Bolsonaro – Hoje (12) à tarde o presidente Jair Bolsonaro deve anunciar a sua saída do PSL. É provável que anuncie o novo partido, onde ele espera atrair pelo menos 100 deputados oriundos do PSL, Novo, DEM, PP, PTB, PL, Podemos e até do PSDB. Criando um novo partido (Aliança Pelo Brasil) a migração não implicaria em problemas, como a perda do fundo partidário e o tempo de TV a que cada um tem direito pela Lei Eleitoral. Bolsonaro está insatisfeito com o presidente nacional do PSL, deputado federal Luciano Bivar, por isso a busca de opção.

Futuro – Em Rondônia Bolsonaro tem apoio de duas alas dentro do PSL. Uma liderada pelo governador Marcos Rocha e a outra pelo deputado federal coronel João Chrisóstomo de Moura. Dificilmente ambos estarão caminhando no mesmo partido e um deles deverá permanecer no PSL. Como teremos eleições municipais (prefeito, vice e vereador) no próximo ano, que serão fundamentais para as eleições gerais de 2022 (presidente e vice, governadores e vices; uma das três vagas ao Senado, Câmara Federal e Assembleias Legislativas) as apostas estão abertas sobre quem ficará com Bolsonaro em Rondônia: Marcos Rocha ou João Chrisóstomo?  

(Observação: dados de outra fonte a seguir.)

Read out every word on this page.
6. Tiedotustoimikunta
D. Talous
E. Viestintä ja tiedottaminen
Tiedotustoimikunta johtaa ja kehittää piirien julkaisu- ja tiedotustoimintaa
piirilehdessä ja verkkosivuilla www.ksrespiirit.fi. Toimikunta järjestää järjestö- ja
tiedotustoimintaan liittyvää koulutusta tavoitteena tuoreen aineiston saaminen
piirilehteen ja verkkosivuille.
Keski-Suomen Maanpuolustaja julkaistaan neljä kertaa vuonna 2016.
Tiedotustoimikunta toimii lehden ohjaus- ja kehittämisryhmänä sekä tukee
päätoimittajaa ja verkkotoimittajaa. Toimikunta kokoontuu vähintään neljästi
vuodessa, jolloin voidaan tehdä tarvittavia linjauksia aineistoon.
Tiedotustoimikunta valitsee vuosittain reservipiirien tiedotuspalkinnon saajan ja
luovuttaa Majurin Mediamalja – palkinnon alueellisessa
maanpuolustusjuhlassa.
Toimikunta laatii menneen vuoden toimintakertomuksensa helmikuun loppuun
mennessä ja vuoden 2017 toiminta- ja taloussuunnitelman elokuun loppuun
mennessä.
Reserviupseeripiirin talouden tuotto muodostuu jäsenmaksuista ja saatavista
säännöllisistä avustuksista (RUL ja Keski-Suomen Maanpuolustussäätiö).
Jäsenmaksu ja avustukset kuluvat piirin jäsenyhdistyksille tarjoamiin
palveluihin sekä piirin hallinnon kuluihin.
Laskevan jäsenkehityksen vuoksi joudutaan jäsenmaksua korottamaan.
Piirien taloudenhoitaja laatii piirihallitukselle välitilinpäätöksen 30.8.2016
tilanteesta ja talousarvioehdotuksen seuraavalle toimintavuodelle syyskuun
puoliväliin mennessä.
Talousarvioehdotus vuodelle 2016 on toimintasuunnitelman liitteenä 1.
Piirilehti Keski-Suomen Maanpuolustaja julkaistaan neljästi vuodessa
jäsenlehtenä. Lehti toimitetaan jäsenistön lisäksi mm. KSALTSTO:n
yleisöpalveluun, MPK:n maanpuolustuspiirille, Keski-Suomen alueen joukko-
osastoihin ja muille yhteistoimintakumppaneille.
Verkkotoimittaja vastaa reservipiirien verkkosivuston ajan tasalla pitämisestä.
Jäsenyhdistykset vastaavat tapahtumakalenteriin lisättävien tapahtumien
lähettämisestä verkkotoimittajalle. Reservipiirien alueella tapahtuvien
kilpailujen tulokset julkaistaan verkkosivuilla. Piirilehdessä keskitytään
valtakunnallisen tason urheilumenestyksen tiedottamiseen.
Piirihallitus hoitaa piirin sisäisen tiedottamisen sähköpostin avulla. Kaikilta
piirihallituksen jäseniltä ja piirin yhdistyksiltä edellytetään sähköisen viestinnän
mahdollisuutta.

CPI – Os deputados membros da CPI da Energisa, que investiga denúncias de abusos cometidos pela distribuidora de energia elétrica no Estado instalada pela Assembleia Legislativa (Ale) promoveram audiências públicas em Ji-Paraná e Cacoal na última segunda-feira (11). Valores de tarifas abusivos, oscilação de energia, cortes de fornecimento, contadores funcionando com aparelhos desligados foram algumas denúncias são denúncias que predominam nas audiências. O relator da CPI, Jair Montes (Avante-PVH) disse que “estamos sendo roubados, entramos em casa de mãos pra cima. Ela está forçando o consumidor a pagar valores elevados, com a ameaça de cortes. Criamos a CPI e estamos sofrendo pressões. Mas, não vou me acovardar. Estamos lutando contra uma grande corporação, com muita força econômica. Não vou retroceder, a CPI não vai retroceder”.


Respingo

O Brasil é ‘uma democracia que assegura excesso de direitos e pouquíssimos deveres’, com ‘Estado paizão’. A frase, das mais oportunas é do governador de Minas Gerais, Romeu Zema (Novo), porque o País passa por momento de enorme ignorância à Constituição, na verdade uma “colcha de retalhos” +++ O Tribunal Regional Eleitoral (TRE) de Rondônia tem desde ontem (11) novo titular na Corte Eleitoral. O juiz federal Marcelo Stival foi empossado no cargo para o período 2019/21 e participará dos julgamentos das eleições municipais do próximo ano +++ A precariedade da maioria das estradas estaduais tem mobilizado os deputados estaduais nas sessões ordinárias das terças-feiras e quartas-feiras. A coluna foi fechada antes da sessão ordinária de hoje (12), que tem horário regimental oscilando entre 15h e 15h30, mas certamente as cobranças do DER-RO serão muitas devido as condições ruins das rodovias pavimentadas, que estão esburacadas e as de leito natural, com problemas de tráfego e até de isolamento em certas regiões.